As Lady Hale puts it: “One of the problems in this case was that for too long the focus was on the risks to the baby, without also taking into account what the mother might face in the process of giving birth.”
The question remained whether, had the risks been explained, Mrs Montgomery would have opted for a caesarean section or whether she would have proceeded with a vaginal birth.
The judge at first instance and the Inner House on appeal had found that, on the evidence, she would not have opted for caesarean section. However, those judgments had only considered the reaction Mrs Montgomery would have given had she been told of the minimal risks of grave consequences for her unborn child and did not take account of her likely reaction to the wider risks to her own personal health. That was an error which justified the court looking at the issue of causation again.
The evidence taken as a whole, including evidence given by the consultant herself, clearly allowed the court to conclude that Mrs Montgomery would in fact have opted for a caesarean section had the risks of shoulder dystocia been explained to her.
Since the pursuer was successful in establishing that “but for” the failure to advise of the risks she would have chosen to deliver her son by caesarean section it was not necessary for the Supreme Court to consider whether or not she might have been able to establish causation on some other basis.
She had run a separate argument which relied on the decision in Chester v Afshar  UKHL 41;  1 AC 134 as establishing that it would have been sufficient to establish causation that a risk of grave adverse consequences, of which there was ex hypothesi a duty to advise, had in fact materialised.
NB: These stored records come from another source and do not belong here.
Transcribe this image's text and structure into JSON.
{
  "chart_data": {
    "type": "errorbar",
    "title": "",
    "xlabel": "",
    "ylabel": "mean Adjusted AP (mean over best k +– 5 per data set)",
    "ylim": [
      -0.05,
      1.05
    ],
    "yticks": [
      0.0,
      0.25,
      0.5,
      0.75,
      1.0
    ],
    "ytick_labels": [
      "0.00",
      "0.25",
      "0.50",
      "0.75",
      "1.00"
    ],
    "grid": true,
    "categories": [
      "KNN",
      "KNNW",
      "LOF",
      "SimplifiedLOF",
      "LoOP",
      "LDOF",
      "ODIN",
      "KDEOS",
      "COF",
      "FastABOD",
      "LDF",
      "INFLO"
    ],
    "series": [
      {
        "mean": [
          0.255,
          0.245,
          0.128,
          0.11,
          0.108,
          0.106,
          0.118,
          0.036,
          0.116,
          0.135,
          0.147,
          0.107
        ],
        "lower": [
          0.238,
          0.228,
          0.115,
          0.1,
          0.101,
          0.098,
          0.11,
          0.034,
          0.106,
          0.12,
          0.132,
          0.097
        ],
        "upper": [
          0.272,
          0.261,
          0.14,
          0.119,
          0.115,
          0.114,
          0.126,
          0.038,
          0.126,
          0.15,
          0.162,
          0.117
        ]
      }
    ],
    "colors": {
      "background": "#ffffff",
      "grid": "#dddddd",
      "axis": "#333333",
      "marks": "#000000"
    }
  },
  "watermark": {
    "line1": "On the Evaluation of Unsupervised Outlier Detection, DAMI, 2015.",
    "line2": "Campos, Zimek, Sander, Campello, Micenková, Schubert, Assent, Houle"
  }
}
That argument will have to wait for another day.
Although it is accepted that there will be exceptions to the rule – for example where emergency treatment is to be provided or where disclosure of risks would be seriously detrimental to the patient’s health – those exceptions will be rare and doctors are warned not to seek to use them to subvert the general principle.
The Supreme Court recognises that not all healthcare providers will welcome the decision in Montgomery but they conclude that: “It is nevertheless necessary to impose legal obligations, so that even those doctors who have less skill or inclination for communication, or who are more hurried, are obliged to pause and engage in the discussion which the law requires.”
Assessing and discussing risk
The Supreme Court’s decision means that doctors will now legally be obliged to follow approach already set out in GMC guidance based on informed involvement of patients in their treatment. It is for the patient to weigh up the various risks of alternatives presented to her and to decide which, if any, of the treatment options she wants to accept.
Lady Hale suggests that this has been the position in English law for some time given that the English courts have tacitly sidelined the Sidaway approach in consent cases. The Montgomery decision puts that beyond doubt.